Powa Technologies
- Logo
- Founder: Dan Wagner^{[citation needed]}
- Defunct: 2016
- Fate: Bankrupted
- Headquarters: Heron Tower, Bishopsgate, London, United Kingdom
- Products: PowaTag* PowaPOS* PowaWeb;
- Website: www.powa.com

= Powa Technologies =

Defunct UK-based payments company

Powa Technologies was a UK-based technology company, known for its commerce, mobile commerce and e-commerce services.
The company's flagship product was the mobile application PowaTag. In February 2016, investment company Wellington Management appointed professional services firm Deloitte as administrators of Powa Technologies.

==History==
Powa was founded in 2007 by British entrepreneur Dan Wagner. The company received the largest Series A funding round for a technology start-up at the time, collecting $76 million in August 2013. The investment attracted the attention of David Cameron.

In June 2014, Powa Technologies acquired Hong Kong business MPayMe and its ZNAP technology. Following the acquisition, Wagner suggested that Powa had an enterprise value of $2.6 billion.

In 2015, they announced that their planned LSE £1.6 billion float would be put on hold until the following year. By early 2016, the company had run into financial difficulties, missing payments to staff and third parties. Its Hong Kong office had failed to pay its employees wages on time and to its ex-employees within 7 days, with some employees having to seek help from the Labor Department. On 28 January 2016, Alessandro Gadotti became CEO of PowaTag in the effort of restructuring the business. During the administration, he also served as interim CEO for the Group, supporting the process and the sale of the companies in the group. On 19 February 2016, Powa Technologies was placed into administration, and on 23 February 2016, Powa Technologies made 74 of its London-based staff redundant. On 24 February 2016, Powa Technologies filed for bankruptcy and laid off most of their employees. The investment company Wellington Management appointed professional services firm Deloitte as administrators of PowaTag.

===Revelations of false valuation===
Business Insider revealed that most of Powa's 'contracts' had in fact only been non-binding letters of intent; and on 2 March 2016, Sky News revealed that two of Powa's core businesses, PowaWeb and PowaTag, had been sold. Under separate deals, PowaTag was sold to a private consortium led by former Powa Technologies director Ben White, while PowaWeb was sold in a buyout backed by Greenlight Digital, a UK-based digital group whose interests include Greenlight Commerce Platform and OneHydra for SEO.
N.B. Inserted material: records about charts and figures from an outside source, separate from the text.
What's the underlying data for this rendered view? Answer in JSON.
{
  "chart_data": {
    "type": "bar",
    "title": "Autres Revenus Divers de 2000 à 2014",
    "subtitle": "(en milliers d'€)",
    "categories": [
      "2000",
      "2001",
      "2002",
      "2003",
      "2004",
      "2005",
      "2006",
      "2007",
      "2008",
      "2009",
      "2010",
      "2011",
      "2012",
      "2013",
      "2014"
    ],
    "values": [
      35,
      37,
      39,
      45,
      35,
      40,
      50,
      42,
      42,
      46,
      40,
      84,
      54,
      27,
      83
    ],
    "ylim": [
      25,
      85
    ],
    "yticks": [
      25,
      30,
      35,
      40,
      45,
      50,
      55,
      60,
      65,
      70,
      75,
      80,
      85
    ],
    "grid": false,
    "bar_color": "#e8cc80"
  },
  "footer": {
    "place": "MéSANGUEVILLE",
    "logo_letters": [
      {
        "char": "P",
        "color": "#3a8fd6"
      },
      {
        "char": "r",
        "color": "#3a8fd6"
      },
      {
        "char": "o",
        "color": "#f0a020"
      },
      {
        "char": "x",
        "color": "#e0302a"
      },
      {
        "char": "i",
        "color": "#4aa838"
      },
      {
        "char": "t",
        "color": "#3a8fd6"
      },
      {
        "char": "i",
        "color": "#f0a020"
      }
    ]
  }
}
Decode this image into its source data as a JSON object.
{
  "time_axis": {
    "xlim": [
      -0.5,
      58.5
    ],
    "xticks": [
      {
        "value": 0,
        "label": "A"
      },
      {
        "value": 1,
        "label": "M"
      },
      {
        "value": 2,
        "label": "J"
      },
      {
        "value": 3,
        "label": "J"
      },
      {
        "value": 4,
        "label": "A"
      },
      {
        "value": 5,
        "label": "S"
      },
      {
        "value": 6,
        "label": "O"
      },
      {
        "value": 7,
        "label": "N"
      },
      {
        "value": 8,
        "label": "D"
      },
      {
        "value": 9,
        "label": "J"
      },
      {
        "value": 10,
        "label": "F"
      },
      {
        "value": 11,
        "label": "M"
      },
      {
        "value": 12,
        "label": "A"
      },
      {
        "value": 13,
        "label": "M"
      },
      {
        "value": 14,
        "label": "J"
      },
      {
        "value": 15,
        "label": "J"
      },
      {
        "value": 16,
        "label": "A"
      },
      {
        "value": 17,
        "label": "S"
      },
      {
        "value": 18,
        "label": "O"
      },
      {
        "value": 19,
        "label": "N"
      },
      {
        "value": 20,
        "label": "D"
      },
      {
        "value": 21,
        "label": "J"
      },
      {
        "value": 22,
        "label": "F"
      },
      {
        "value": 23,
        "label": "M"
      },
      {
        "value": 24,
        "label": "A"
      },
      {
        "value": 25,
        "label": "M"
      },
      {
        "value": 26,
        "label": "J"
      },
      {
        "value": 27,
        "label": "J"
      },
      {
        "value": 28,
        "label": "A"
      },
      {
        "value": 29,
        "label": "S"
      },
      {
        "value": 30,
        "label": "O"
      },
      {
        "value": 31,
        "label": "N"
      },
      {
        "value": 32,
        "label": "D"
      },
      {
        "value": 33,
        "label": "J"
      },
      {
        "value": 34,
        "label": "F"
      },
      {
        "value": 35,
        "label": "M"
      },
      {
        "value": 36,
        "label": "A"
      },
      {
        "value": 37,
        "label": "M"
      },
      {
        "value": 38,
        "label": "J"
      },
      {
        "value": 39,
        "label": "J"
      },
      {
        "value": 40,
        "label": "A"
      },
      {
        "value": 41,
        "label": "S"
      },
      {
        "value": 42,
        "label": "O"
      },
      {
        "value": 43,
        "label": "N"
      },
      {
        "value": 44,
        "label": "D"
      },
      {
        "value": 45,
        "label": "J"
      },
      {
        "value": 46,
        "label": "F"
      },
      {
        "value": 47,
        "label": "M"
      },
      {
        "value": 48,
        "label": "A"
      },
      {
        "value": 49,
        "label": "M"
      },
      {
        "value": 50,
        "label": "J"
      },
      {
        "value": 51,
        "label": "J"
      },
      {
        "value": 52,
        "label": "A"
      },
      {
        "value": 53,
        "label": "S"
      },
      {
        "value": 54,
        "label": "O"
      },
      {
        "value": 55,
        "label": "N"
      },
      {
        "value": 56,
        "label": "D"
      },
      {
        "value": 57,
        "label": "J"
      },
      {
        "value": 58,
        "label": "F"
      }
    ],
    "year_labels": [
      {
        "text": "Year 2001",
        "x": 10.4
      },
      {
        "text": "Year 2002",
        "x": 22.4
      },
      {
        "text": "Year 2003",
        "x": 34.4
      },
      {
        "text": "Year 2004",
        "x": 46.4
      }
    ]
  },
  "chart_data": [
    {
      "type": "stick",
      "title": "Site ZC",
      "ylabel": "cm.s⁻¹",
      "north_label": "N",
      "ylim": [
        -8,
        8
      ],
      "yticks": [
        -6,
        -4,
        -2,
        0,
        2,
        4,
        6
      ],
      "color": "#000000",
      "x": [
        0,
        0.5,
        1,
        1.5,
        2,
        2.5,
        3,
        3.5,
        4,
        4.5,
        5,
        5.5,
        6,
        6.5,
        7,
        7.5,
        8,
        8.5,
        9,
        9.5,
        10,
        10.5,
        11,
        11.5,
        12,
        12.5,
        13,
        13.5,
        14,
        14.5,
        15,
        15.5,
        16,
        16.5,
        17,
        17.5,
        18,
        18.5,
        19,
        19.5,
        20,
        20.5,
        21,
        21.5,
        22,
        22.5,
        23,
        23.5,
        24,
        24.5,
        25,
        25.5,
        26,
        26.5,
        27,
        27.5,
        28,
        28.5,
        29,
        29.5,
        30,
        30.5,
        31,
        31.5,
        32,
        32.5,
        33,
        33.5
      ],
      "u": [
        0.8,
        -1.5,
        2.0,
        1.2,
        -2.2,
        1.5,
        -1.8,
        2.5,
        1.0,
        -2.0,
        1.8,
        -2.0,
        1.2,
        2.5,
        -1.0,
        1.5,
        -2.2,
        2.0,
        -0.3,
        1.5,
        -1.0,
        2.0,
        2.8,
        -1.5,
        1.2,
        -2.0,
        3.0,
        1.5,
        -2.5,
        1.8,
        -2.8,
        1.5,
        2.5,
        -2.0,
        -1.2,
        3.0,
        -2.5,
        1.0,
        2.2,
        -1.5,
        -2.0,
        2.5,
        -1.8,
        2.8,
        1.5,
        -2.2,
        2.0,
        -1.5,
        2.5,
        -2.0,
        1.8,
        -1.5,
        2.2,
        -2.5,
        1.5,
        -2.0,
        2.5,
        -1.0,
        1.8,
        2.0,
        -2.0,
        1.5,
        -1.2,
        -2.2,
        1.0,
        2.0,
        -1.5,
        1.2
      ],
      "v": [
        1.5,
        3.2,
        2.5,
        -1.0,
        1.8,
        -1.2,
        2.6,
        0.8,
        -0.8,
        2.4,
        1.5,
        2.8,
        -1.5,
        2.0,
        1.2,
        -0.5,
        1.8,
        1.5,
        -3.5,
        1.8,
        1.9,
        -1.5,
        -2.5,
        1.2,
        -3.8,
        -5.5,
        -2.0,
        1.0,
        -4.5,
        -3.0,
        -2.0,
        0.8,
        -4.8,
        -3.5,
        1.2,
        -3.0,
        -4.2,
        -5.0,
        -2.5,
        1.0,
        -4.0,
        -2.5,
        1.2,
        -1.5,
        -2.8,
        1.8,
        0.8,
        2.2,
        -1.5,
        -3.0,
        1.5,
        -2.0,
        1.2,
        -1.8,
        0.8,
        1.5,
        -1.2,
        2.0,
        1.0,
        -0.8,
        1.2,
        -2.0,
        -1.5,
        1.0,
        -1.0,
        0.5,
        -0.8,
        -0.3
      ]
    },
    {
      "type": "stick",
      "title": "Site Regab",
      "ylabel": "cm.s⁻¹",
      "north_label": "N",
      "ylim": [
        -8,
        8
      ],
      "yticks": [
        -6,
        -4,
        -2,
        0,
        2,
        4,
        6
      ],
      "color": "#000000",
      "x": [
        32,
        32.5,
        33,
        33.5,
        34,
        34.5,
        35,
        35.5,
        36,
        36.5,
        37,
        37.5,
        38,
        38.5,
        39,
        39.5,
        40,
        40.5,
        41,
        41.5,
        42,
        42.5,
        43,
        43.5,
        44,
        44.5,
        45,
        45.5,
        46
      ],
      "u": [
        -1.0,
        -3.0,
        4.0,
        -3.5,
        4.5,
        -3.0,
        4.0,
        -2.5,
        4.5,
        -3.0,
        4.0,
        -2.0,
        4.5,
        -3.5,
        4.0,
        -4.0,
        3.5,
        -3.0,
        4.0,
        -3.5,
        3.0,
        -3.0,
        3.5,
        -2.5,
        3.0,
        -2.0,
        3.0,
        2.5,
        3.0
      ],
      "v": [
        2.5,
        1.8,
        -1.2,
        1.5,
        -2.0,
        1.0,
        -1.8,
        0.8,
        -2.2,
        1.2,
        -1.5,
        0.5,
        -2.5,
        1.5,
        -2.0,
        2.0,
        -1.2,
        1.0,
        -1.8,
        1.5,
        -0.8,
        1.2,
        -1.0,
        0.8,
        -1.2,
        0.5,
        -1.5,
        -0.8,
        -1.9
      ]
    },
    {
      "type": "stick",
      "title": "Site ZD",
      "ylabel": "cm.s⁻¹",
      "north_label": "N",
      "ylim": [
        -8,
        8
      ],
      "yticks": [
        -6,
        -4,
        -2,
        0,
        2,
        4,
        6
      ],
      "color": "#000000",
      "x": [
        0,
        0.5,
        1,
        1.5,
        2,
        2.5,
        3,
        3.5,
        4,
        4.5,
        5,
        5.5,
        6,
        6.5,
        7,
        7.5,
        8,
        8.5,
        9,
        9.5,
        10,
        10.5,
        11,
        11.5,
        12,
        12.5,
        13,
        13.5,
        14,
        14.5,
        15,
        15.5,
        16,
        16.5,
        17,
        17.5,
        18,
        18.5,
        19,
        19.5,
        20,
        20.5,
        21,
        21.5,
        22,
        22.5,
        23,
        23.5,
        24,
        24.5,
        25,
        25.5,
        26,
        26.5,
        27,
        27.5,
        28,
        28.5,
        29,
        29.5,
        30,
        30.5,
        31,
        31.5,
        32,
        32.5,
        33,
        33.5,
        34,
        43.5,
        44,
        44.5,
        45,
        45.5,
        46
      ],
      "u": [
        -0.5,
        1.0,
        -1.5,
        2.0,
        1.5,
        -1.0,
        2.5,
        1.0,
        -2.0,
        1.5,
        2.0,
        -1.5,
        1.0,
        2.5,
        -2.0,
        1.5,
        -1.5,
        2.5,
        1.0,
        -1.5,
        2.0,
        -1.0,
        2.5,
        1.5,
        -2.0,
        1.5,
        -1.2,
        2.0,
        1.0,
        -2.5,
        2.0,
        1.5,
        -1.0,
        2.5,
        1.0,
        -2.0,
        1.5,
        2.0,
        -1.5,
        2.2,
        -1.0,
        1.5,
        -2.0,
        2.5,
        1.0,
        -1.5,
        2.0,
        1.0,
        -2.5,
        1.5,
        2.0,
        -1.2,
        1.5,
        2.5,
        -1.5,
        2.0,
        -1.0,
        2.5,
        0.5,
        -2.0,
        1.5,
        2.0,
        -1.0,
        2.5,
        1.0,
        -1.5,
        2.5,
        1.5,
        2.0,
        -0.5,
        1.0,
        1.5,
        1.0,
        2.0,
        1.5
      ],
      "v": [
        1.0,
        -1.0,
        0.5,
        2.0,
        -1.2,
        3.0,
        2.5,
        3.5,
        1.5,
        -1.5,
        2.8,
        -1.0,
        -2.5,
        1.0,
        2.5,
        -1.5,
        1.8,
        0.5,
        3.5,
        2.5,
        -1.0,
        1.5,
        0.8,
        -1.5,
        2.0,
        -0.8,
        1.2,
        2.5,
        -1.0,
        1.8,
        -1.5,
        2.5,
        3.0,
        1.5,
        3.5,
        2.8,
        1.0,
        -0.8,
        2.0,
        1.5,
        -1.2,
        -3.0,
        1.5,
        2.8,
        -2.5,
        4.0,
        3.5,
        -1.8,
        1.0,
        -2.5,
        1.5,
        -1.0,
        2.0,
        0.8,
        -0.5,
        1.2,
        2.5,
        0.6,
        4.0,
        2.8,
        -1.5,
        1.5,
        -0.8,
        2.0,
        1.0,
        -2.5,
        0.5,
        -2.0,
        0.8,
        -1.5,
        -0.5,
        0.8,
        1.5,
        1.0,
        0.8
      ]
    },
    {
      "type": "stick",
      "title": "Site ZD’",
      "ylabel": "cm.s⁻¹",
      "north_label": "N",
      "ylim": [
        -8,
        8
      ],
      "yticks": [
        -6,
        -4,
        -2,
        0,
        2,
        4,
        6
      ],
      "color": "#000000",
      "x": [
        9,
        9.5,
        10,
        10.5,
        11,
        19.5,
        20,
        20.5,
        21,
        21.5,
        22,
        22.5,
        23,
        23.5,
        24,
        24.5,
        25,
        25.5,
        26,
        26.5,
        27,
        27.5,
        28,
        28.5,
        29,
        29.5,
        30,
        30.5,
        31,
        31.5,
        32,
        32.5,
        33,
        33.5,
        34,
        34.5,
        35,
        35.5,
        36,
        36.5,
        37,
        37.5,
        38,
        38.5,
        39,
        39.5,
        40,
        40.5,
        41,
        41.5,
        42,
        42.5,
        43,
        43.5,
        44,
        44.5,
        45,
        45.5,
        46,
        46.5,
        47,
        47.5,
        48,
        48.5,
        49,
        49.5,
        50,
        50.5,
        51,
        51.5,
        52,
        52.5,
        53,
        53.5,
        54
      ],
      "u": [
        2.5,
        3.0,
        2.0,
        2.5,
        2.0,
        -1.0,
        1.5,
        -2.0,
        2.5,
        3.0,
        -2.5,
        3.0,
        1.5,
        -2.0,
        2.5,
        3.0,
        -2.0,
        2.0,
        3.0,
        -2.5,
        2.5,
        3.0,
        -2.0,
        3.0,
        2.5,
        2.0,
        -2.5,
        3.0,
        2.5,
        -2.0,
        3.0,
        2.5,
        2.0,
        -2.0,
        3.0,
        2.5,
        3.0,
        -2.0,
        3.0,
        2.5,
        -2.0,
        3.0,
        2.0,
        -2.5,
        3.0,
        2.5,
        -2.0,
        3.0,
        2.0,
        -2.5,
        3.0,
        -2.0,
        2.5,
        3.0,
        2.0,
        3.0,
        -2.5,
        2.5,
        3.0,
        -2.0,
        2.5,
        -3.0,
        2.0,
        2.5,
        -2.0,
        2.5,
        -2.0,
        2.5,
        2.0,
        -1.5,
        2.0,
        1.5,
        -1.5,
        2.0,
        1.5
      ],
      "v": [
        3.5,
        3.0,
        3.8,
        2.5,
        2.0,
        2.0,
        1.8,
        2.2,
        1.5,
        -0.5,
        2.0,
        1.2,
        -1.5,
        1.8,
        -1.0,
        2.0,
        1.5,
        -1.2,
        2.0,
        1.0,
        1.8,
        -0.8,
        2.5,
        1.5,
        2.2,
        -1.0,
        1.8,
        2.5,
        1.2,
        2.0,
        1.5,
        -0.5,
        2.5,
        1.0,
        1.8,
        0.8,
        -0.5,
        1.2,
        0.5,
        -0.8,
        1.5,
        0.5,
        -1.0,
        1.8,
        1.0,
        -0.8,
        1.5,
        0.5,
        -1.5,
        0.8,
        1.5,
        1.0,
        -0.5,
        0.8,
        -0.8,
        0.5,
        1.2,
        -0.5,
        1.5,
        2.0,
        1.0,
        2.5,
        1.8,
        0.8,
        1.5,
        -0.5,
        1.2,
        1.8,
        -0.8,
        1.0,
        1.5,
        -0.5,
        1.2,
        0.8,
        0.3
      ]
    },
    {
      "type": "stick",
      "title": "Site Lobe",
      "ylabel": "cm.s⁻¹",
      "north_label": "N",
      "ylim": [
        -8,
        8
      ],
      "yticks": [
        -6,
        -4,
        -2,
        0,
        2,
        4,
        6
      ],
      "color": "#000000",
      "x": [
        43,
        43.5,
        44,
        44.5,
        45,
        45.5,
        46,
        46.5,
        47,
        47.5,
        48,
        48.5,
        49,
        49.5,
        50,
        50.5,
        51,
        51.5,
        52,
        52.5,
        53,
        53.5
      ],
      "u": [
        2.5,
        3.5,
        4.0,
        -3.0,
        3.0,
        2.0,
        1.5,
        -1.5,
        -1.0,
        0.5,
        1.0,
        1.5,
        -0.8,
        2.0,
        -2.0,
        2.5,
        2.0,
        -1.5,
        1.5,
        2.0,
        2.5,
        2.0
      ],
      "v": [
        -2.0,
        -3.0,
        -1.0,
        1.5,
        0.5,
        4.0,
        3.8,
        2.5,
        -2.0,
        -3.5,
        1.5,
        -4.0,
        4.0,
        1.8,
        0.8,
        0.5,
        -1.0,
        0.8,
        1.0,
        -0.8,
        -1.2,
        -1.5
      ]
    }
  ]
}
After the collapse of the business, a series of articles by the Financial Times called into question several of the claims that had previously been made. Powa's self-proclaimed 2014 valuation of $2.6 billion was investigated, and it was concluded that $106 million (£75 million) was a more accurate figure. The claimed "10-year strategic alliance with ‘limitless’ potential” deal with China UnionPay that Dan Wagner personally described in a quote to the BBC as “Why did China UnionPay decide to partner with a little British technology company? We’ve trumped ApplePay and the rest of the world here...” was found to be unknown to China UnionPay who had their lawyers request that Powa stop making the false claims and the majority of the partners upon which the investment and consequent valuation had been based, were found to be just Letters of Intent at best.

==ZNAP==

ZNAP was a mobile business platform developed by Hong Kong–based company MPayMe, a business technology company founded in 2010. ZNAP supported Internet (online shopping), mobile shopping (via mobile handsets), print (magazines, newspapers), outdoor ads (posters, bus shelters), television, and app-to-app. Basic features included electronic vouchers/coupons, real-time loyalty programme management, alongside secure/efficient mobile payments. The ZNAP mobile app was available for Apple iOS, Google Android, and BlackBerry OS supported devices.

In May 2014, ZNAP was acquired by Powa for US$75 million in an all share deal. ZNAP product and customers merged with Powa Technologies PowaTag division.

==PowaTag==
PowaTag was a mobile payment enabling technology and mobile application by Powa Technologies. PowaTag was launched at a March 2014 event in New York by Powa CEO Dan Wagner. At the time of launch, more than 240 retailers were reported to have signed to use the service, but later reports revealed that most of the companies had only written non-binding letters of intent.

===Features===
With the app, users could make purchases using a smartphone, with payment and delivery details tied to a specific device. The app incorporated elements of QR code detection, audio recognition, and beacon technology. Audio watermarks in the form of inaudible tones embedded within radio, commercials, or live broadcast events were detectable by the app, taking users to a mobile commerce store where a purchase could be made.